Friday, April 4, 2008

Day 2 without Dan

Phew..the 1st day is over. Sigh, how come it seems days are so hard to pass by now? I wonder when will be the time when I don't have to take notice of the time and days that passed by and live happily. Going through this whole process again is not easy. I wonder how long it will take this time...I know tears and heartaches will accompany these days again..

Well, I strongly believe if love is true, it will definitely give way to flaws, and learn to accept the very different partner in life. The truth is, it's because the love is not enough to be compatible with the much greater love of the other partner, who is willing to sacrifice anything to make things better. It doesn't seem that sacrifices is too big, cause, to this person, it is all worth while.
To have a better life with this partner, and a good family, why not?

To me, it's not my own happiness that I want to pursue anymore, but for the happiness of the both of us. That's why I chose to sacrifice this. Love is all about sacrifice.
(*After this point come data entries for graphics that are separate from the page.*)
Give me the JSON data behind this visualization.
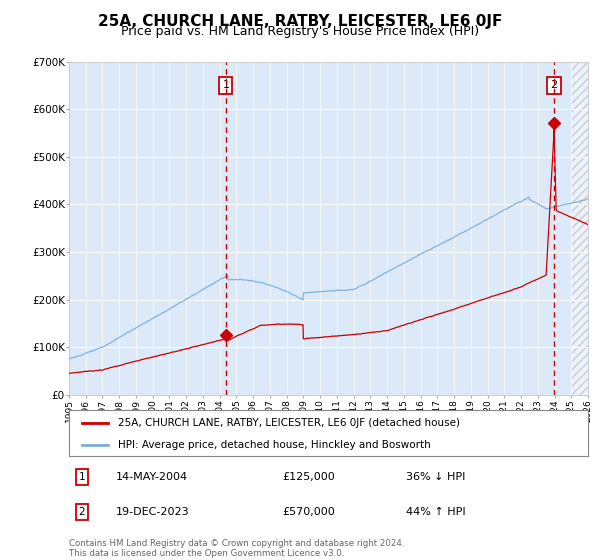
{
  "title": "25A, CHURCH LANE, RATBY, LEICESTER, LE6 0JF",
  "subtitle": "Price paid vs. HM Land Registry's House Price Index (HPI)",
  "hpi_label": "HPI: Average price, detached house, Hinckley and Bosworth",
  "property_label": "25A, CHURCH LANE, RATBY, LEICESTER, LE6 0JF (detached house)",
  "hpi_color": "#7aaddc",
  "property_color": "#cc0000",
  "sale1_date_num": 2004.37,
  "sale1_price": 125000,
  "sale1_text": "14-MAY-2004",
  "sale1_annotation": "36% ↓ HPI",
  "sale2_date_num": 2023.96,
  "sale2_price": 570000,
  "sale2_text": "19-DEC-2023",
  "sale2_annotation": "44% ↑ HPI",
  "ylim": [
    0,
    700000
  ],
  "xlim_start": 1995.0,
  "xlim_end": 2026.0,
  "background_color": "#dce9f8",
  "grid_color": "#ffffff",
  "footnote": "Contains HM Land Registry data © Crown copyright and database right 2024.\nThis data is licensed under the Open Government Licence v3.0.",
  "title_fontsize": 11,
  "subtitle_fontsize": 9,
  "ytick_labels": [
    "£0",
    "£100K",
    "£200K",
    "£300K",
    "£400K",
    "£500K",
    "£600K",
    "£700K"
  ],
  "ytick_values": [
    0,
    100000,
    200000,
    300000,
    400000,
    500000,
    600000,
    700000
  ]
}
It is not that I sacrifice this just to salvage the relationship, but it came to the point that I realise life is so much more about self-happiness, and it is so much more meaningful to have a fulfilled life together.

Is he telling me this because he can't give me that happiness? Why wouldn't I be fulfilled if I have a good life with my partner, for life? Is there anymore meaning for me to pursue my passion if I've lost te more precoius thing lin life? Or he just can't accept me, even though I've changed?
Does he not understands this??? I didn't know he knew me so well, even beyond my own understanding of myself.
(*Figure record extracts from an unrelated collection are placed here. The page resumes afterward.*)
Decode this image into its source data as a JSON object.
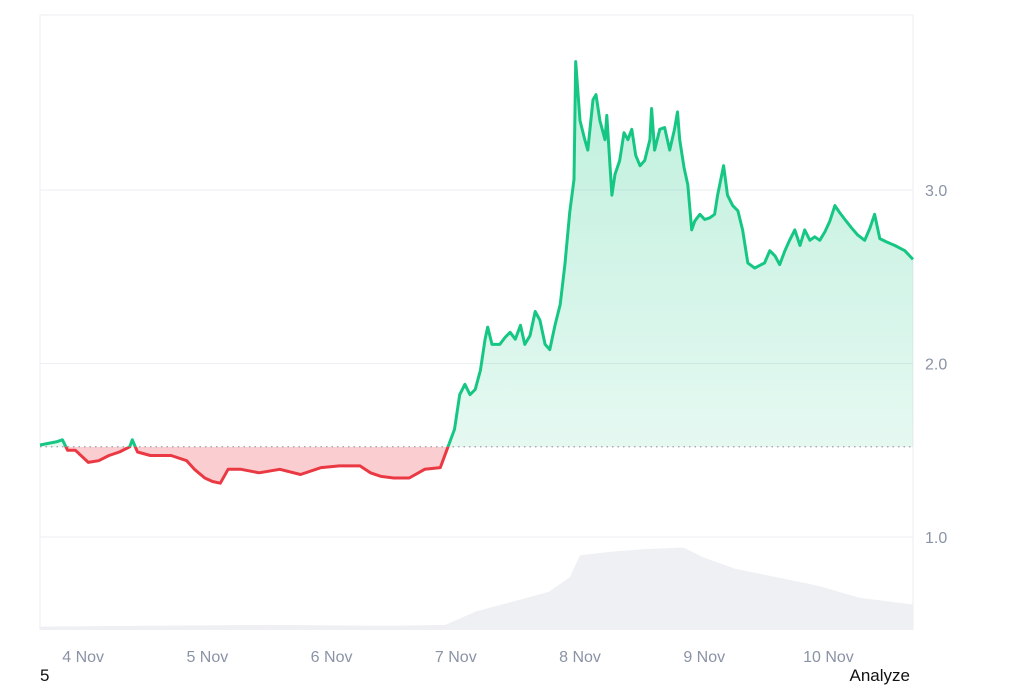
{
  "chart_data": {
    "type": "area",
    "xlim": [
      "3 Nov 15:40",
      "10 Nov 16:20"
    ],
    "ylim": [
      0.5,
      3.9
    ],
    "baseline": 1.52,
    "grid": true,
    "y_ticks": [
      "1.0",
      "2.0",
      "3.0"
    ],
    "y_tick_values": [
      1.0,
      2.0,
      3.0
    ],
    "x_ticks": [
      "4 Nov",
      "5 Nov",
      "6 Nov",
      "7 Nov",
      "8 Nov",
      "9 Nov",
      "10 Nov"
    ],
    "colors": {
      "up": "#16c784",
      "down": "#ea3943",
      "volume": "#eef0f3",
      "grid": "#eceef1",
      "tick": "#8a93a6"
    },
    "price": [
      [
        "3 Nov 15:40",
        1.53
      ],
      [
        "3 Nov 19:00",
        1.55
      ],
      [
        "3 Nov 20:00",
        1.56
      ],
      [
        "3 Nov 21:00",
        1.5
      ],
      [
        "3 Nov 22:30",
        1.5
      ],
      [
        "4 Nov 01:00",
        1.43
      ],
      [
        "4 Nov 03:00",
        1.44
      ],
      [
        "4 Nov 05:00",
        1.47
      ],
      [
        "4 Nov 07:00",
        1.49
      ],
      [
        "4 Nov 09:00",
        1.52
      ],
      [
        "4 Nov 09:30",
        1.56
      ],
      [
        "4 Nov 10:30",
        1.49
      ],
      [
        "4 Nov 13:00",
        1.47
      ],
      [
        "4 Nov 17:00",
        1.47
      ],
      [
        "4 Nov 20:00",
        1.44
      ],
      [
        "4 Nov 21:30",
        1.39
      ],
      [
        "4 Nov 23:30",
        1.34
      ],
      [
        "5 Nov 01:00",
        1.32
      ],
      [
        "5 Nov 02:30",
        1.31
      ],
      [
        "5 Nov 04:00",
        1.39
      ],
      [
        "5 Nov 06:30",
        1.39
      ],
      [
        "5 Nov 10:00",
        1.37
      ],
      [
        "5 Nov 14:00",
        1.39
      ],
      [
        "5 Nov 18:00",
        1.36
      ],
      [
        "5 Nov 22:00",
        1.4
      ],
      [
        "6 Nov 01:30",
        1.41
      ],
      [
        "6 Nov 05:30",
        1.41
      ],
      [
        "6 Nov 07:30",
        1.37
      ],
      [
        "6 Nov 09:30",
        1.35
      ],
      [
        "6 Nov 12:00",
        1.34
      ],
      [
        "6 Nov 15:00",
        1.34
      ],
      [
        "6 Nov 18:00",
        1.39
      ],
      [
        "6 Nov 21:00",
        1.4
      ],
      [
        "6 Nov 22:15",
        1.5
      ],
      [
        "6 Nov 23:45",
        1.62
      ],
      [
        "7 Nov 00:45",
        1.82
      ],
      [
        "7 Nov 01:45",
        1.88
      ],
      [
        "7 Nov 02:45",
        1.82
      ],
      [
        "7 Nov 03:45",
        1.85
      ],
      [
        "7 Nov 04:45",
        1.96
      ],
      [
        "7 Nov 05:40",
        2.14
      ],
      [
        "7 Nov 06:10",
        2.21
      ],
      [
        "7 Nov 07:00",
        2.11
      ],
      [
        "7 Nov 08:30",
        2.11
      ],
      [
        "7 Nov 09:30",
        2.15
      ],
      [
        "7 Nov 10:30",
        2.18
      ],
      [
        "7 Nov 11:30",
        2.14
      ],
      [
        "7 Nov 12:30",
        2.22
      ],
      [
        "7 Nov 13:20",
        2.11
      ],
      [
        "7 Nov 14:20",
        2.16
      ],
      [
        "7 Nov 15:20",
        2.3
      ],
      [
        "7 Nov 16:15",
        2.25
      ],
      [
        "7 Nov 17:15",
        2.11
      ],
      [
        "7 Nov 18:10",
        2.08
      ],
      [
        "7 Nov 19:10",
        2.22
      ],
      [
        "7 Nov 20:10",
        2.34
      ],
      [
        "7 Nov 21:05",
        2.57
      ],
      [
        "7 Nov 22:00",
        2.87
      ],
      [
        "7 Nov 22:50",
        3.06
      ],
      [
        "7 Nov 23:10",
        3.74
      ],
      [
        "8 Nov 00:00",
        3.4
      ],
      [
        "8 Nov 00:55",
        3.29
      ],
      [
        "8 Nov 01:30",
        3.23
      ],
      [
        "8 Nov 02:30",
        3.52
      ],
      [
        "8 Nov 03:05",
        3.55
      ],
      [
        "8 Nov 03:50",
        3.4
      ],
      [
        "8 Nov 04:50",
        3.29
      ],
      [
        "8 Nov 05:10",
        3.43
      ],
      [
        "8 Nov 06:10",
        2.97
      ],
      [
        "8 Nov 06:45",
        3.09
      ],
      [
        "8 Nov 07:40",
        3.17
      ],
      [
        "8 Nov 08:30",
        3.33
      ],
      [
        "8 Nov 09:15",
        3.29
      ],
      [
        "8 Nov 10:00",
        3.35
      ],
      [
        "8 Nov 10:45",
        3.2
      ],
      [
        "8 Nov 11:35",
        3.14
      ],
      [
        "8 Nov 12:30",
        3.17
      ],
      [
        "8 Nov 13:30",
        3.29
      ],
      [
        "8 Nov 13:50",
        3.47
      ],
      [
        "8 Nov 14:25",
        3.23
      ],
      [
        "8 Nov 15:25",
        3.35
      ],
      [
        "8 Nov 16:20",
        3.36
      ],
      [
        "8 Nov 17:20",
        3.23
      ],
      [
        "8 Nov 18:15",
        3.35
      ],
      [
        "8 Nov 18:50",
        3.45
      ],
      [
        "8 Nov 19:15",
        3.29
      ],
      [
        "8 Nov 20:05",
        3.13
      ],
      [
        "8 Nov 20:50",
        3.03
      ],
      [
        "8 Nov 21:35",
        2.77
      ],
      [
        "8 Nov 22:10",
        2.82
      ],
      [
        "8 Nov 23:10",
        2.86
      ],
      [
        "9 Nov 00:05",
        2.83
      ],
      [
        "9 Nov 01:05",
        2.84
      ],
      [
        "9 Nov 02:00",
        2.86
      ],
      [
        "9 Nov 02:35",
        2.97
      ],
      [
        "9 Nov 03:45",
        3.14
      ],
      [
        "9 Nov 04:30",
        2.97
      ],
      [
        "9 Nov 05:30",
        2.91
      ],
      [
        "9 Nov 06:30",
        2.88
      ],
      [
        "9 Nov 07:25",
        2.77
      ],
      [
        "9 Nov 08:25",
        2.58
      ],
      [
        "9 Nov 09:45",
        2.55
      ],
      [
        "9 Nov 11:40",
        2.58
      ],
      [
        "9 Nov 12:40",
        2.65
      ],
      [
        "9 Nov 13:40",
        2.62
      ],
      [
        "9 Nov 14:35",
        2.57
      ],
      [
        "9 Nov 15:35",
        2.65
      ],
      [
        "9 Nov 16:30",
        2.71
      ],
      [
        "9 Nov 17:30",
        2.77
      ],
      [
        "9 Nov 18:30",
        2.68
      ],
      [
        "9 Nov 19:25",
        2.77
      ],
      [
        "9 Nov 20:25",
        2.71
      ],
      [
        "9 Nov 21:20",
        2.73
      ],
      [
        "9 Nov 22:20",
        2.71
      ],
      [
        "9 Nov 23:20",
        2.76
      ],
      [
        "10 Nov 00:15",
        2.82
      ],
      [
        "10 Nov 01:15",
        2.91
      ],
      [
        "10 Nov 02:10",
        2.87
      ],
      [
        "10 Nov 03:10",
        2.83
      ],
      [
        "10 Nov 04:30",
        2.78
      ],
      [
        "10 Nov 05:40",
        2.74
      ],
      [
        "10 Nov 07:00",
        2.71
      ],
      [
        "10 Nov 08:00",
        2.78
      ],
      [
        "10 Nov 08:55",
        2.86
      ],
      [
        "10 Nov 09:55",
        2.72
      ],
      [
        "10 Nov 11:15",
        2.7
      ],
      [
        "10 Nov 12:50",
        2.68
      ],
      [
        "10 Nov 14:45",
        2.65
      ],
      [
        "10 Nov 16:20",
        2.6
      ]
    ],
    "volume_relative": [
      [
        "3 Nov 15:40",
        0.04
      ],
      [
        "4 Nov 12:00",
        0.05
      ],
      [
        "5 Nov 12:00",
        0.06
      ],
      [
        "6 Nov 12:00",
        0.05
      ],
      [
        "6 Nov 22:00",
        0.06
      ],
      [
        "7 Nov 04:00",
        0.22
      ],
      [
        "7 Nov 12:00",
        0.35
      ],
      [
        "7 Nov 18:00",
        0.45
      ],
      [
        "7 Nov 22:00",
        0.62
      ],
      [
        "8 Nov 00:00",
        0.88
      ],
      [
        "8 Nov 06:00",
        0.92
      ],
      [
        "8 Nov 12:00",
        0.95
      ],
      [
        "8 Nov 20:00",
        0.97
      ],
      [
        "9 Nov 00:00",
        0.85
      ],
      [
        "9 Nov 06:00",
        0.72
      ],
      [
        "9 Nov 14:00",
        0.62
      ],
      [
        "9 Nov 22:00",
        0.52
      ],
      [
        "10 Nov 06:00",
        0.38
      ],
      [
        "10 Nov 16:20",
        0.3
      ]
    ]
  },
  "footer": {
    "left": "5",
    "right": "Analyze"
  }
}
Maybe it is because the love he has is not enough. Maybe he thinks somebody out there deserves more of his love. And that somebody out there, is able to be compatible with him in the future. I can't be complaining much. Love sometimes can be very selfish. Maybe I should learn one day to be selfish too.
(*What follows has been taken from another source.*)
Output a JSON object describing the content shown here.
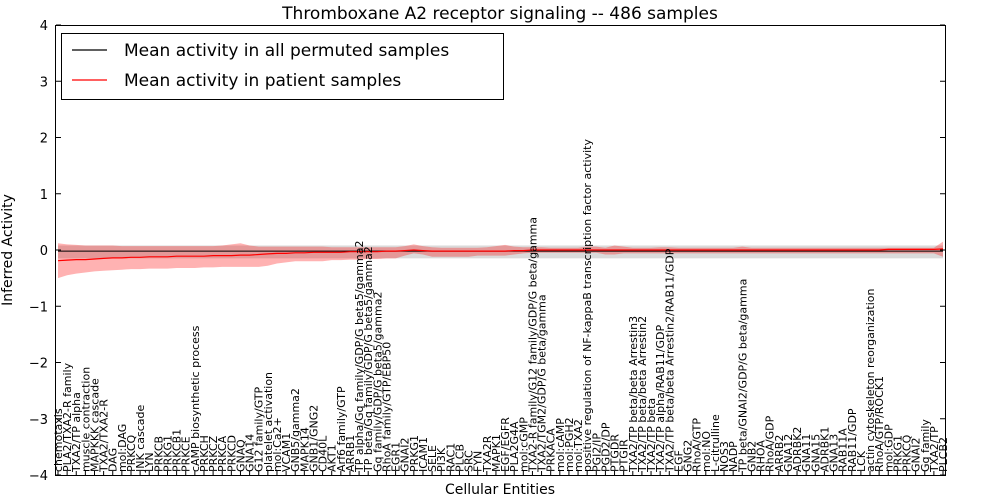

I know how he feels. Nobody will love the person too much to let the person go. Don't be too naive of yourself, please, girl.

Well, maybe all this sacrifices doesn't seem to be meaningful to him. Maybe to him, it's like putting a different jigsaw puzzle together. Sometimes it's better to be truthful than to put meanings in other words to make them look better.

Wake up girl, the sky is not as blue as you think!